When I was a teen, there was a syndicated War of the Worlds show that was a sequel to the 1950s movie version, but set in the present-day (i.e., the late ’80s) when the aliens from the movie — who were not dead after all, just in suspended animation and kept in secret labs around the world — started waking up and making a comeback. I pretty instantly fell in love with this show, and so was somewhat discomfited when the second season started and abruptly the time period was shifted to a dystopian, riot-scarred “near future” where society had begun to unravel, and several beloved (by me) characters were killed off almost right away and new boring ones introduced. This was before obsessive online fandom was a thing, so there was no real way for 14-year-old me to know that a new showrunner had been brought in to change things up, but shoutout to the War of the Worlds (1988 TV series) superfan who put all the drama on the Wikipedia article.
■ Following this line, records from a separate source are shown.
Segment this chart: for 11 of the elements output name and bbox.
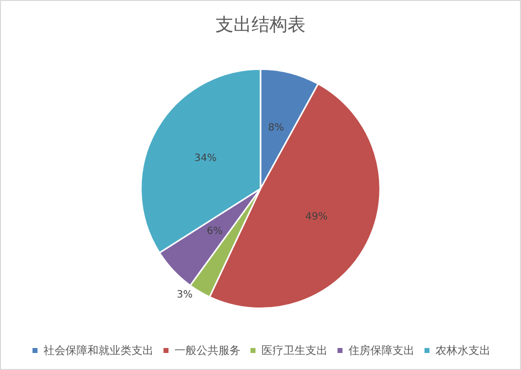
chart-title: 支出结构表: [216, 14, 306, 36]
legend-label: 医疗卫生支出: [262, 344, 328, 357]
data-label: 8%: [268, 122, 284, 134]
data-label: 34%: [194, 152, 217, 164]
data-label: 49%: [305, 212, 328, 223]
legend-label: 社会保障和就业类支出: [44, 344, 154, 357]
data-label: 3%: [176, 290, 193, 301]
legend-label: 住房保障支出: [348, 344, 414, 357]
legend-label: 农林水支出: [436, 344, 490, 357]
data-label: 6%: [206, 226, 223, 238]
legend-label: 一般公共服务: [174, 344, 240, 357]
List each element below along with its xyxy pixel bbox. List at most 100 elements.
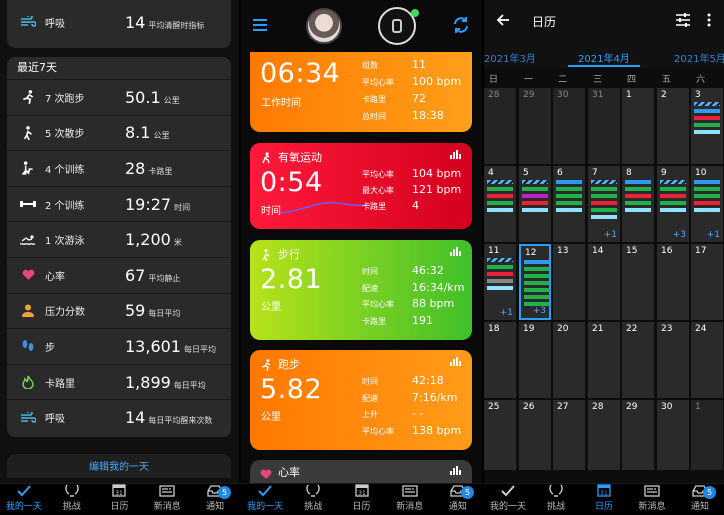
nav-calendar[interactable]: 31 日历 <box>580 484 628 515</box>
day-number: 19 <box>523 324 535 334</box>
tab-prev-month[interactable]: 2021年3月 <box>484 54 536 65</box>
calendar-day-cell[interactable]: 11 +1 <box>484 244 516 320</box>
list-item[interactable]: 4 个训练 28 卡路里 <box>7 150 231 186</box>
calendar-day-cell[interactable]: 30 <box>657 400 689 470</box>
calendar-day-cell[interactable]: 18 <box>484 322 516 398</box>
nav-newsfeed[interactable]: 新消息 <box>386 484 434 515</box>
more-icon[interactable] <box>707 13 711 27</box>
activity-marker <box>694 208 720 212</box>
nav-my-day[interactable]: 我的一天 <box>0 484 48 515</box>
strength-activity-card[interactable]: 06:34 工作时间 组数 11 平均心率 100 bpm 卡路里 72 总时间 18… <box>250 52 472 132</box>
calendar-day-cell[interactable]: 17 <box>691 244 723 320</box>
filter-icon[interactable] <box>675 13 691 27</box>
list-item[interactable]: 2 个训练 19:27 时间 <box>7 185 231 222</box>
calendar-day-cell[interactable]: 4 <box>484 166 516 242</box>
nav-label: 挑战 <box>62 502 81 512</box>
calendar-day-cell[interactable]: 16 <box>657 244 689 320</box>
list-item[interactable]: 7 次跑步 50.1 公里 <box>7 79 231 115</box>
calendar-day-cell[interactable]: 6 <box>553 166 585 242</box>
nav-my-day[interactable]: 我的一天 <box>241 484 289 515</box>
nav-challenges[interactable]: 挑战 <box>48 484 96 515</box>
running-activity-card[interactable]: 跑步 5.82 公里 时间 42:18 配速 7:16/km 上升 - - 平均心率 … <box>250 350 472 450</box>
calendar-day-cell[interactable]: 28 <box>588 400 620 470</box>
list-item[interactable]: 压力分数 59 每日平均 <box>7 292 231 329</box>
nav-calendar[interactable]: 31 日历 <box>96 484 144 515</box>
calendar-day-cell[interactable]: 26 <box>519 400 551 470</box>
calendar-day-cell[interactable]: 19 <box>519 322 551 398</box>
calendar-day-cell[interactable]: 14 <box>588 244 620 320</box>
calendar-day-cell[interactable]: 20 <box>553 322 585 398</box>
calendar-day-cell[interactable]: 1 <box>622 88 654 164</box>
calendar-day-cell[interactable]: 1 <box>691 400 723 470</box>
nav-label: 我的一天 <box>5 502 42 512</box>
tab-current-month[interactable]: 2021年4月 <box>578 54 630 65</box>
day-number: 4 <box>488 168 494 178</box>
tab-next-month[interactable]: 2021年5月 <box>674 54 724 65</box>
calendar-day-cell[interactable]: 25 <box>484 400 516 470</box>
calendar-day-cell[interactable]: 8 <box>622 166 654 242</box>
calendar-day-cell[interactable]: 29 <box>519 88 551 164</box>
bottom-nav: 我的一天 挑战 31 日历 新消息 通知 5 <box>241 483 482 515</box>
nav-challenges[interactable]: 挑战 <box>532 484 580 515</box>
card-big-value: 5.82 <box>260 374 323 405</box>
calendar-day-cell[interactable]: 5 <box>519 166 551 242</box>
calendar-day-cell[interactable]: 15 <box>622 244 654 320</box>
calendar-day-cell[interactable]: 12 +3 <box>519 244 551 320</box>
calendar-day-cell[interactable]: 2 <box>657 88 689 164</box>
list-item[interactable]: 呼吸 14 平均清醒时指标 <box>7 0 231 44</box>
weekday-label: 一 <box>524 75 534 85</box>
edit-my-day-link[interactable]: 编辑我的一天 <box>7 454 231 478</box>
cardio-icon <box>260 149 272 164</box>
list-item[interactable]: 心率 67 平均静止 <box>7 256 231 293</box>
calendar-day-cell[interactable]: 31 <box>588 88 620 164</box>
more-activities-label: +1 <box>706 230 720 240</box>
nav-my-day[interactable]: 我的一天 <box>484 484 532 515</box>
nav-calendar[interactable]: 31 日历 <box>337 484 385 515</box>
calendar-day-cell[interactable]: 28 <box>484 88 516 164</box>
list-item[interactable]: 5 次散步 8.1 公里 <box>7 114 231 151</box>
nav-newsfeed[interactable]: 新消息 <box>628 484 676 515</box>
calendar-day-cell[interactable]: 24 <box>691 322 723 398</box>
calendar-day-cell[interactable]: 22 <box>622 322 654 398</box>
nav-challenges[interactable]: 挑战 <box>289 484 337 515</box>
activity-marker <box>487 187 513 191</box>
breath-icon <box>17 14 39 30</box>
row-label: 步 <box>45 342 55 354</box>
day-number: 5 <box>523 168 529 178</box>
calendar-day-cell[interactable]: 13 <box>553 244 585 320</box>
menu-icon[interactable] <box>253 19 267 31</box>
notification-badge: 5 <box>703 486 716 499</box>
calendar-day-cell[interactable]: 30 <box>553 88 585 164</box>
breath-summary-card[interactable]: 呼吸 14 平均清醒时指标 <box>7 0 231 48</box>
walking-activity-card[interactable]: 步行 2.81 公里 时间 46:32 配速 16:34/km 平均心率 88 bp… <box>250 240 472 340</box>
calendar-day-cell[interactable]: 3 <box>691 88 723 164</box>
calendar-day-cell[interactable]: 29 <box>622 400 654 470</box>
list-item[interactable]: 卡路里 1,899 每日平均 <box>7 363 231 400</box>
nav-label: 日历 <box>110 502 129 512</box>
day-number: 26 <box>523 402 535 412</box>
calendar-day-cell[interactable]: 21 <box>588 322 620 398</box>
watch-icon[interactable] <box>378 7 416 45</box>
nav-newsfeed[interactable]: 新消息 <box>143 484 191 515</box>
list-item[interactable]: 步 13,601 每日平均 <box>7 328 231 364</box>
running-icon <box>17 89 39 105</box>
calendar-day-cell[interactable]: 27 <box>553 400 585 470</box>
calendar-day-cell[interactable]: 9 +3 <box>657 166 689 242</box>
weekday-label: 二 <box>558 75 568 85</box>
avatar[interactable] <box>306 8 342 44</box>
list-item[interactable]: 呼吸 14 每日平均醒来次数 <box>7 399 231 435</box>
calendar-day-cell[interactable]: 23 <box>657 322 689 398</box>
cardio-activity-card[interactable]: 有氧运动 0:54 时间 平均心率 104 bpm 最大心率 121 bpm 卡路里… <box>250 143 472 229</box>
stat-value: 104 bpm <box>412 167 462 180</box>
sync-icon[interactable] <box>452 16 470 34</box>
swimming-icon <box>17 232 39 248</box>
nav-notifications[interactable]: 通知 5 <box>434 484 482 515</box>
list-item[interactable]: 1 次游泳 1,200 米 <box>7 221 231 257</box>
nav-notifications[interactable]: 通知 5 <box>191 484 239 515</box>
calendar-day-cell[interactable]: 7 +1 <box>588 166 620 242</box>
activity-marker <box>522 208 548 212</box>
back-arrow-icon[interactable] <box>496 13 510 27</box>
calendar-day-cell[interactable]: 10 +1 <box>691 166 723 242</box>
activity-marker <box>487 279 513 283</box>
nav-notifications[interactable]: 通知 5 <box>676 484 724 515</box>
My point is that Cavelton, the Connecticut-ish Judge Parker setting, has always been pretty bucolic and suburban, but suddenly we’re expected to believe that since 2018 it’s been in the grips of “the C18,” a deadly drug gang. Well, I’m not 14 anymore and I’m not going to just accept this. I’m calling it now: these C18 guys are just as boring as everyone else in this drippy town, as evidenced by the fact that their attempt to come up with a cool name like “MS-13” produced extremely dopey results.

Crankshaft, 12/8/22

You’re talking to a janitor from the future about how the book you’re about to write will create a utopia. Meanwhile, or maybe ten years ago, who can say, I’m passed out drunk in a Santa costume in the middle of the day. We are not the same.